Jones, A., Ingenta Connect


The denial of children’s rights is at the heart of the tobacco industry’s interference in health policies. Big Tobacco (composed of the five largest tobacco companies) controls 80% of the global market, and mergers and acquisitions have solidified interference on an industrial scale.

Driven by shareholder demand for profits, the industry needs children to replace the sick, the dying and those that have stopped smoking. With no apparent intention of ending their marketing of addictive, lethal products, which kill 8 million people a year, the industry is aggressively releasing new products and using front groups, corporate social responsibility (CSR) and philanthropy to disrupt tobacco control.

The industry presents itself as caring about children and positions itself as part of the solution, not the problem. While the interference tactics of Big Tobacco are well documented, their misleading concerns about children (while simultaneously denying their rights) demands a more strategic response, with integrated use of treaties and frameworks to protect children. For this review, searches were conducted between 2015 and 2019 for articles in English referring to tobacco industry tactics that harm child health rights.

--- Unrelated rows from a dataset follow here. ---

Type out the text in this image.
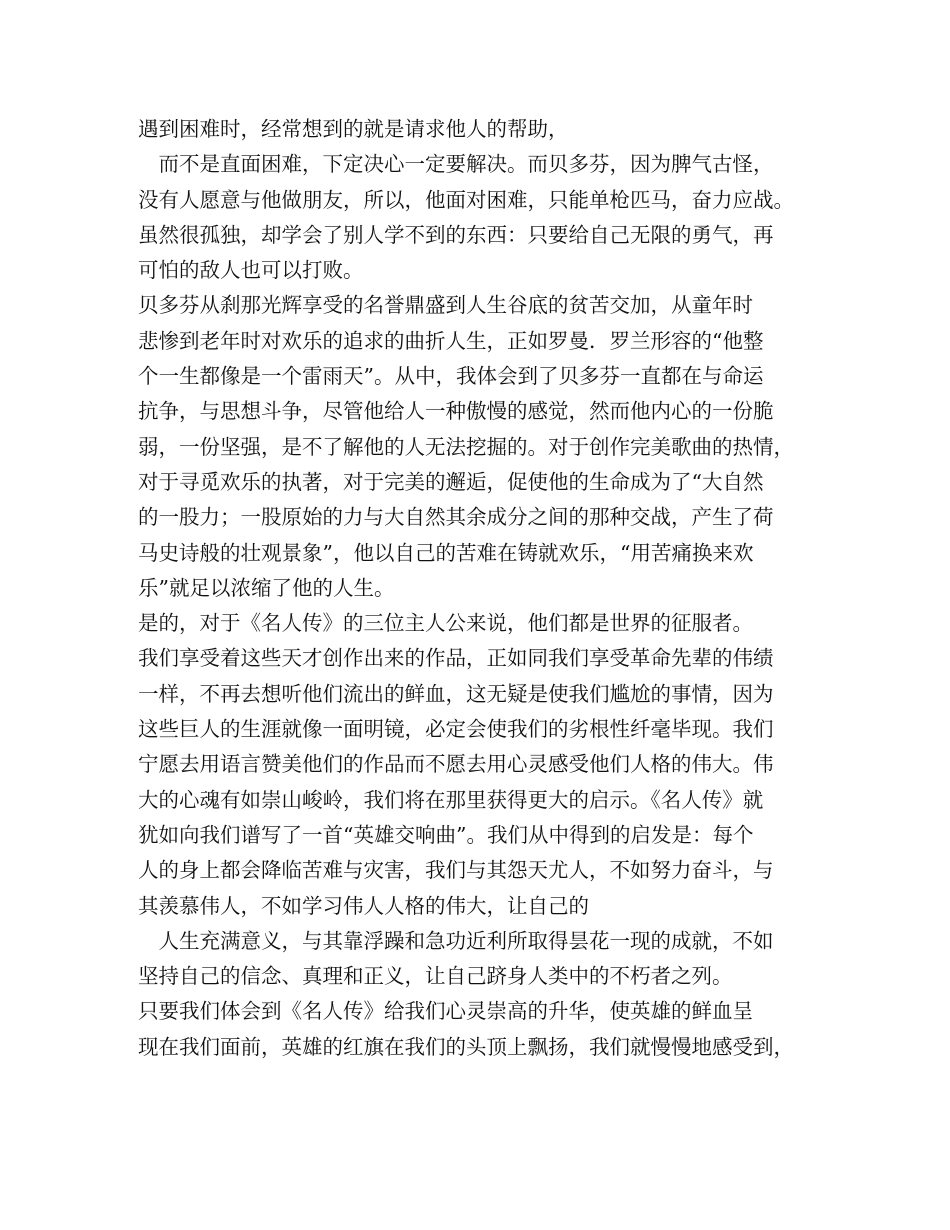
遇到困难时，经常想到的就是请求他人的帮助，
　而不是直面困难，下定决心一定要解决。而贝多芬，因为脾气古怪，
没有人愿意与他做朋友，所以，他面对困难，只能单枪匹马，奋力应战。
虽然很孤独，却学会了别人学不到的东西：只要给自己无限的勇气，再
可怕的敌人也可以打败。
贝多芬从刹那光辉享受的名誉鼎盛到人生谷底的贫苦交加，从童年时
悲惨到老年时对欢乐的追求的曲折人生，正如罗曼．罗兰形容的“他整
个一生都像是一个雷雨天”。从中，我体会到了贝多芬一直都在与命运
抗争，与思想斗争，尽管他给人一种傲慢的感觉，然而他内心的一份脆
弱，一份坚强，是不了解他的人无法挖掘的。对于创作完美歌曲的热情，
对于寻觅欢乐的执著，对于完美的邂逅，促使他的生命成为了“大自然
的一股力；一股原始的力与大自然其余成分之间的那种交战，产生了荷
马史诗般的壮观景象”，他以自己的苦难在铸就欢乐，“用苦痛换来欢
乐”就足以浓缩了他的人生。
是的，对于《名人传》的三位主人公来说，他们都是世界的征服者。
我们享受着这些天才创作出来的作品，正如同我们享受革命先辈的伟绩
一样，不再去想听他们流出的鲜血，这无疑是使我们尴尬的事情，因为
这些巨人的生涯就像一面明镜，必定会使我们的劣根性纤毫毕现。我们
宁愿去用语言赞美他们的作品而不愿去用心灵感受他们人格的伟大。伟
大的心魂有如崇山峻岭，我们将在那里获得更大的启示。《名人传》就
犹如向我们谱写了一首“英雄交响曲”。我们从中得到的启发是：每个
人的身上都会降临苦难与灾害，我们与其怨天尤人，不如努力奋斗，与
其羡慕伟人，不如学习伟人人格的伟大，让自己的
　人生充满意义，与其靠浮躁和急功近利所取得昙花一现的成就，不如
坚持自己的信念、真理和正义，让自己跻身人类中的不朽者之列。
只要我们体会到《名人传》给我们心灵崇高的升华，使英雄的鲜血呈
现在我们面前，英雄的红旗在我们的头顶上飘扬，我们就慢慢地感受到，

A narrative synthesis was used to combine the evidence and author’s experience in industry reporting. The analysis reveals that the tobacco industry delays interventions to protect children by expanding its use of allied front groups, flooding markets with novel products and disrupting tobacco control policies.

To combat this approach, stakeholders in health need to reclaim the child health agenda. A variety of existing mechanisms can be used to develop more integrated and policy coherent reporting processes for protecting current and future generations of children.